P.S. Proven performers to watch: Vasant Bharath at Trade; Ganga Singh at Environment.

Thursday, June 21, 2012


A number of my friends and followers have been asking why I haven't written anything in this blog for the last month or so. The answer is simply because I regard everything that has happened recently as really worth nothing and, quite frankly, beneath the value of commentary. For example, Ms. Nalini Dial's rant on Facebook about the terrible murder of the daughter of Ms. Marlene Coudray was crass, low and absolutely contemptible and certainly not worth the amount of publicity that it was given.

In another vein, the resignation of Mr. David Abdullah and the withdrawal of his "Party" the MSJ from the Government received a heck of a lot of publicity but really and truly in terms of the overall effect on the politics of this country amount to less than "diddley-squat". I had put the word "Party" in inverted comma's in the last sentence when I referred to the MSJ because the truth is that as of today (and yesterday and probably tomorrow) the MSJ couldn't make its deposit in any constituency in good old T&T. The "Party" is a one dimensional collection of labour leaders who "get high on their own supply" and have am inflated sense of their own self importance. They have absolutely no solutions for the better governance of this country save and except that in their view workers are not given their fair share of the national pie or cake. The time to pay attention to the pronouncements of the MSJ (or indeed any political party worthy of the name) is when it can command the support of a reasonable section of the electorate. Until then .... well, the least said is probably the better.

Frankly, what I have been waiting for (like the rest of the country) is the impending Cabinet reshuffle which is due out now, maybe even today. And, like most persons the office that I shall be looking at the most is that of the Ministry of Finance. For make no mistake, this impending reshuffle can make or break Mrs. Persad-Bissessar's government. Although she has three years left, the truth is that after next year people's attitudes will begin to harden, and even if, say, by year five, things start to turn around, history has shown that the electorate will punish the government by voting them out. And the only way to turn things around is to improve the economy or at least make people believe and accept that what is being done is the best that can be done in all of the circumstances ... a task that the inarticulate Winston Dookeran has patently failed to do. Look, Mr. Dookeran may have been a very good Finance Minister and he may have done the best that he could in all of teh circumstances. I personally, don't think so, but there are a lot of people who disagree with me on this. But this is not my point here. My point is that he has failed to convince the country that what is being done is the absolute best that could possibly be done in all of the circumstances. Even those who disagree with me on his actual performance agree with me on this.
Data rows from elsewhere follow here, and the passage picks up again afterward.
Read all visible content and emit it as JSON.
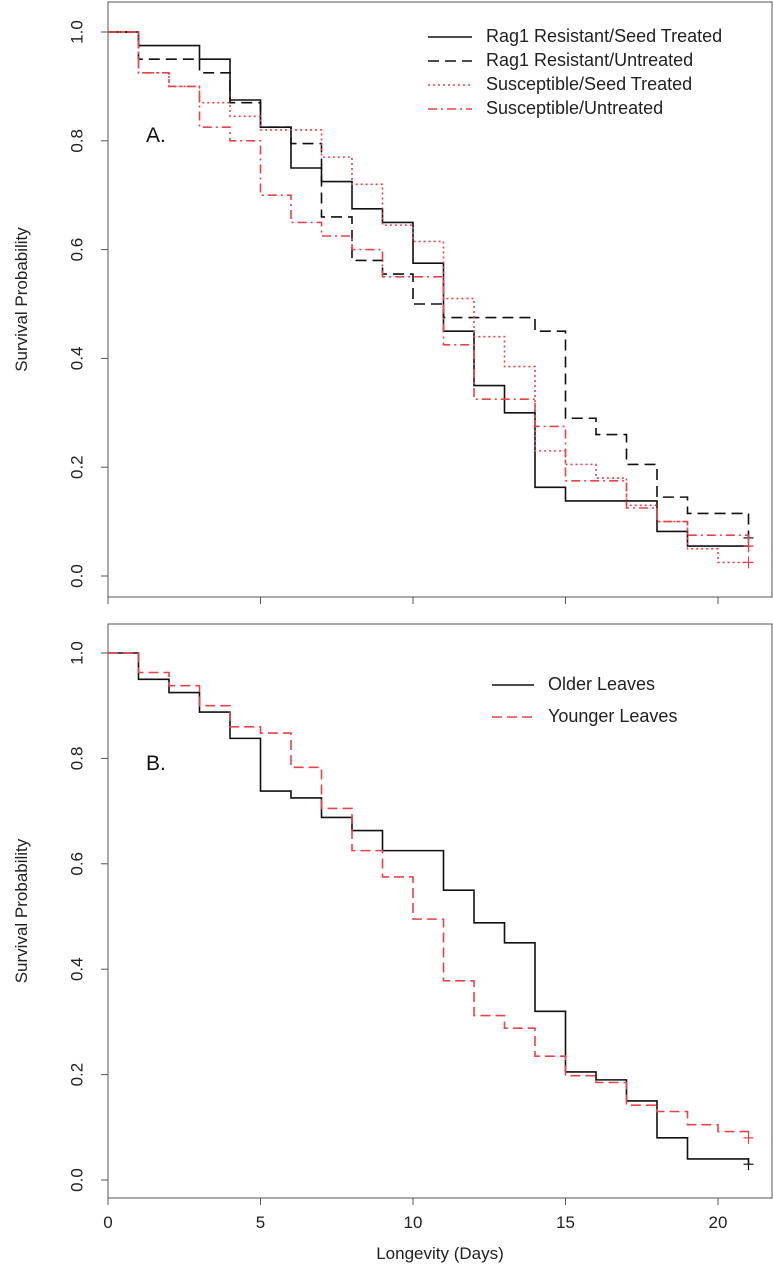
{
  "chart_data": [
    {
      "type": "line",
      "step": true,
      "panel_label": "A.",
      "title": "",
      "xlabel": "",
      "ylabel": "Survival Probability",
      "xlim": [
        0,
        21
      ],
      "ylim": [
        0,
        1
      ],
      "x_ticks": [
        "0",
        "5",
        "10",
        "15",
        "20"
      ],
      "x_ticks_visible": false,
      "y_ticks": [
        "0.0",
        "0.2",
        "0.4",
        "0.6",
        "0.8",
        "1.0"
      ],
      "grid": false,
      "legend_position": "top-right",
      "series": [
        {
          "name": "Rag1 Resistant/Seed Treated",
          "color": "#111111",
          "dash": "solid",
          "times": [
            0,
            1,
            3,
            4,
            5,
            6,
            7,
            8,
            9,
            10,
            11,
            12,
            13,
            14,
            15,
            18,
            19,
            21
          ],
          "values": [
            1.0,
            0.975,
            0.95,
            0.875,
            0.825,
            0.75,
            0.725,
            0.675,
            0.65,
            0.575,
            0.45,
            0.35,
            0.3,
            0.163,
            0.138,
            0.082,
            0.055,
            0.055
          ]
        },
        {
          "name": "Rag1 Resistant/Untreated",
          "color": "#111111",
          "dash": "long-dash",
          "times": [
            0,
            1,
            3,
            4,
            5,
            6,
            7,
            8,
            9,
            10,
            11,
            14,
            15,
            16,
            17,
            18,
            19,
            21
          ],
          "values": [
            1.0,
            0.95,
            0.925,
            0.87,
            0.825,
            0.795,
            0.66,
            0.58,
            0.555,
            0.5,
            0.475,
            0.45,
            0.29,
            0.26,
            0.205,
            0.145,
            0.115,
            0.07
          ]
        },
        {
          "name": "Susceptible/Seed Treated",
          "color": "#e8434a",
          "dash": "dotted",
          "times": [
            0,
            1,
            2,
            3,
            4,
            5,
            7,
            8,
            9,
            10,
            11,
            12,
            13,
            14,
            15,
            16,
            17,
            18,
            19,
            20,
            21
          ],
          "values": [
            1.0,
            0.925,
            0.9,
            0.87,
            0.845,
            0.82,
            0.77,
            0.72,
            0.645,
            0.615,
            0.51,
            0.44,
            0.385,
            0.23,
            0.205,
            0.18,
            0.13,
            0.1,
            0.05,
            0.025,
            0.025
          ]
        },
        {
          "name": "Susceptible/Untreated",
          "color": "#e8434a",
          "dash": "dash-dot",
          "times": [
            0,
            1,
            2,
            3,
            4,
            5,
            6,
            7,
            8,
            9,
            11,
            12,
            14,
            15,
            17,
            18,
            19,
            21
          ],
          "values": [
            1.0,
            0.925,
            0.9,
            0.825,
            0.8,
            0.7,
            0.65,
            0.625,
            0.6,
            0.55,
            0.425,
            0.325,
            0.275,
            0.175,
            0.125,
            0.1,
            0.075,
            0.055
          ]
        }
      ]
    },
    {
      "type": "line",
      "step": true,
      "panel_label": "B.",
      "title": "",
      "xlabel": "Longevity (Days)",
      "ylabel": "Survival Probability",
      "xlim": [
        0,
        21
      ],
      "ylim": [
        0,
        1
      ],
      "x_ticks": [
        "0",
        "5",
        "10",
        "15",
        "20"
      ],
      "x_ticks_visible": true,
      "y_ticks": [
        "0.0",
        "0.2",
        "0.4",
        "0.6",
        "0.8",
        "1.0"
      ],
      "grid": false,
      "legend_position": "top-right",
      "series": [
        {
          "name": "Older Leaves",
          "color": "#111111",
          "dash": "solid",
          "times": [
            0,
            1,
            2,
            3,
            4,
            5,
            6,
            7,
            8,
            9,
            11,
            12,
            13,
            14,
            15,
            16,
            17,
            18,
            19,
            21
          ],
          "values": [
            1.0,
            0.95,
            0.925,
            0.888,
            0.838,
            0.738,
            0.725,
            0.688,
            0.663,
            0.625,
            0.55,
            0.488,
            0.45,
            0.32,
            0.205,
            0.19,
            0.15,
            0.08,
            0.04,
            0.03
          ]
        },
        {
          "name": "Younger Leaves",
          "color": "#e8434a",
          "dash": "dash",
          "times": [
            0,
            1,
            2,
            3,
            4,
            5,
            6,
            7,
            8,
            9,
            10,
            11,
            12,
            13,
            14,
            15,
            16,
            17,
            18,
            19,
            20,
            21
          ],
          "values": [
            1.0,
            0.963,
            0.938,
            0.9,
            0.86,
            0.848,
            0.783,
            0.705,
            0.625,
            0.575,
            0.495,
            0.378,
            0.312,
            0.288,
            0.235,
            0.198,
            0.185,
            0.142,
            0.13,
            0.105,
            0.092,
            0.08
          ]
        }
      ]
    }
  ]
}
And the art of politics is being able to persuade people to follow you on a particular matter (or matters).

So we will all find out fairly soon what the Prime Minister has in her mind and what she is going to do. It is clear that whatever her faults, the Prime Minister does understand the value of timing. The fact that she has had us all on hold for all this time shows at the very least that the lady has political courage and understands the game of political brinkmanship better than most.